Le conseguenze delle politiche varate dalla Casa Bianca colpiranno quindi il popolo americano e, naturalmente, quello europeo. Leader incapaci di rivolgersi ad altri mercati, e al contempo esaltatati dall’idea di sostenere l’industria bellica (statunitense,) condannano il Vecchio Continente a un abbraccio mortale con Washington. Le reazioni scomposte dei governi europei raffigurano bene il disorientamento che colpisce le cancellerie ogni qualvolta gli Stati Uniti si disallineano dall’Europa.
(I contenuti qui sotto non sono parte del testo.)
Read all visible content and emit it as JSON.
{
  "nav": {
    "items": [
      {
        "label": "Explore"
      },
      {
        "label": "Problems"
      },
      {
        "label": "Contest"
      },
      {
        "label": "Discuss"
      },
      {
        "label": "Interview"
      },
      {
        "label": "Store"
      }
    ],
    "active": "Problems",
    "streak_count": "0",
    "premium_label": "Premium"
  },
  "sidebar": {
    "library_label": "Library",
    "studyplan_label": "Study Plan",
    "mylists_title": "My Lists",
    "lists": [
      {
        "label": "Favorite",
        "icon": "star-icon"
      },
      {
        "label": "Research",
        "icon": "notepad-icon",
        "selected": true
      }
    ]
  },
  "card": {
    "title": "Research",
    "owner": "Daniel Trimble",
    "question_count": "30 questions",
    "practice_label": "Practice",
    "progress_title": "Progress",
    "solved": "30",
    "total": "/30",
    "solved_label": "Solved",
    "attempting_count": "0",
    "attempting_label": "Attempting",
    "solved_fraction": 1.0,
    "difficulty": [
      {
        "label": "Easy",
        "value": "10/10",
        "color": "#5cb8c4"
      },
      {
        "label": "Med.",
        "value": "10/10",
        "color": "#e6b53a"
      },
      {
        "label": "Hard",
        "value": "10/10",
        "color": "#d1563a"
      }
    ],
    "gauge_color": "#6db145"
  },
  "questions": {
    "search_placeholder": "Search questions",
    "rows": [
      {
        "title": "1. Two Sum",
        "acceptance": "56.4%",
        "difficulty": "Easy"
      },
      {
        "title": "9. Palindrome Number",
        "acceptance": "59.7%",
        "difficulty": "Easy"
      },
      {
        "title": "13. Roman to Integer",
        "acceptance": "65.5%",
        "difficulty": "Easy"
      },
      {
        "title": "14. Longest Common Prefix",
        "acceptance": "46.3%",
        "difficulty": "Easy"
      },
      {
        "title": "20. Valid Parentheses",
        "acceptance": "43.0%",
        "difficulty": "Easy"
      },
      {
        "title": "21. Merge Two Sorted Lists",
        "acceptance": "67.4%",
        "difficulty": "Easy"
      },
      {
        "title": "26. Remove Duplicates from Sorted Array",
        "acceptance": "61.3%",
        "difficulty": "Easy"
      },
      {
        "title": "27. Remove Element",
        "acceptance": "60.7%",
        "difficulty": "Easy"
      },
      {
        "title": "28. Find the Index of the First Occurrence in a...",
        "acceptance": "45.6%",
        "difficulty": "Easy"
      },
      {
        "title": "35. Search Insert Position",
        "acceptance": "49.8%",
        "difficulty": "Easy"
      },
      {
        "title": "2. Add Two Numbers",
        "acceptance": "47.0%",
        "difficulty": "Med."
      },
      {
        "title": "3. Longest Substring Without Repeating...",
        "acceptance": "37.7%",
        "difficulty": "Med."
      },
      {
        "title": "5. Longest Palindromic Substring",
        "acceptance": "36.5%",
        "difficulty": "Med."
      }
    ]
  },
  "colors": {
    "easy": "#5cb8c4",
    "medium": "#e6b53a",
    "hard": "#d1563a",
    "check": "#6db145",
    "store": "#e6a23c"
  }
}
Una soggezione politica, economica e militare che condiziona, e ha condizionato sin dal secondo dopoguerra, l’Unione Europea su molteplici fronti. Bruxellese, purtroppo, non ha voluto attuare politiche estere autonome, diverse da quelle dettate dall’ex Presidente Biden. Una fedeltà verso gli Stati Uniti confermata con la scelta di azzerare il welfare dall’orizzonte delle politiche europee: l’assistenza sociale, un tempo gioiellino dell'Europa continentale, è oramai ridotta a un fievole ricordo.
La spesa impegnata da enti locali e governi nella protezione sociale ha toccato, negli ultimi anni, quote bassissime. In città come Torino è possibile riscontrare ogni giorno gli effetti dei tagli apportati alle politiche sociali: il numero di coloro che dormono in strada, e frugano nell’immondizia per nutrirsi, è in costante aumento. Le cronache, recentemente, hanno riportato il triste epilogo di un ex giocatore della Juve, atleta da tempo indigente e costretto a dormire sotto i portici via Roma. L’uomo, deceduto in ospedale, è rimasto in cella frigorifera per un mese prima di trovare una degna sepoltura: testimonianza drammatica di un grave disinteresse delle istituzioni verso le politiche sociali.
Il tira e molla attuato sui dazi ha fatto sobbalzare le borse internazionali, generando il panico tra i piccoli risparmiatori, che nell’incertezza degli accadimenti hanno preferito vendere i propri pacchetti azionari, e allo stesso tempo l’ilarità di coloro che invece hanno acquistato i titoli guadagnando montagne di dollari.
La morale, a quanto pare, è sempre quella (come recitava una nota pubblicità degli anni ’80): dazi, o non dazi, i ricchi incassano (anche grazie all’acquisizione di informazioni riservate), mentre tutti gli altri accendono un cero ogni sera per invocare il miracolo di godere ancora di un tetto sopra la testa.
La Democrazia, quella vera, viene nutrita con dosi consistenti di giustizia sociale: quando si esaurisce la giustizia sociale, cade in coma e muore. L’agonia della Democrazia è iniziata da tempo, prepariamoci al peggio.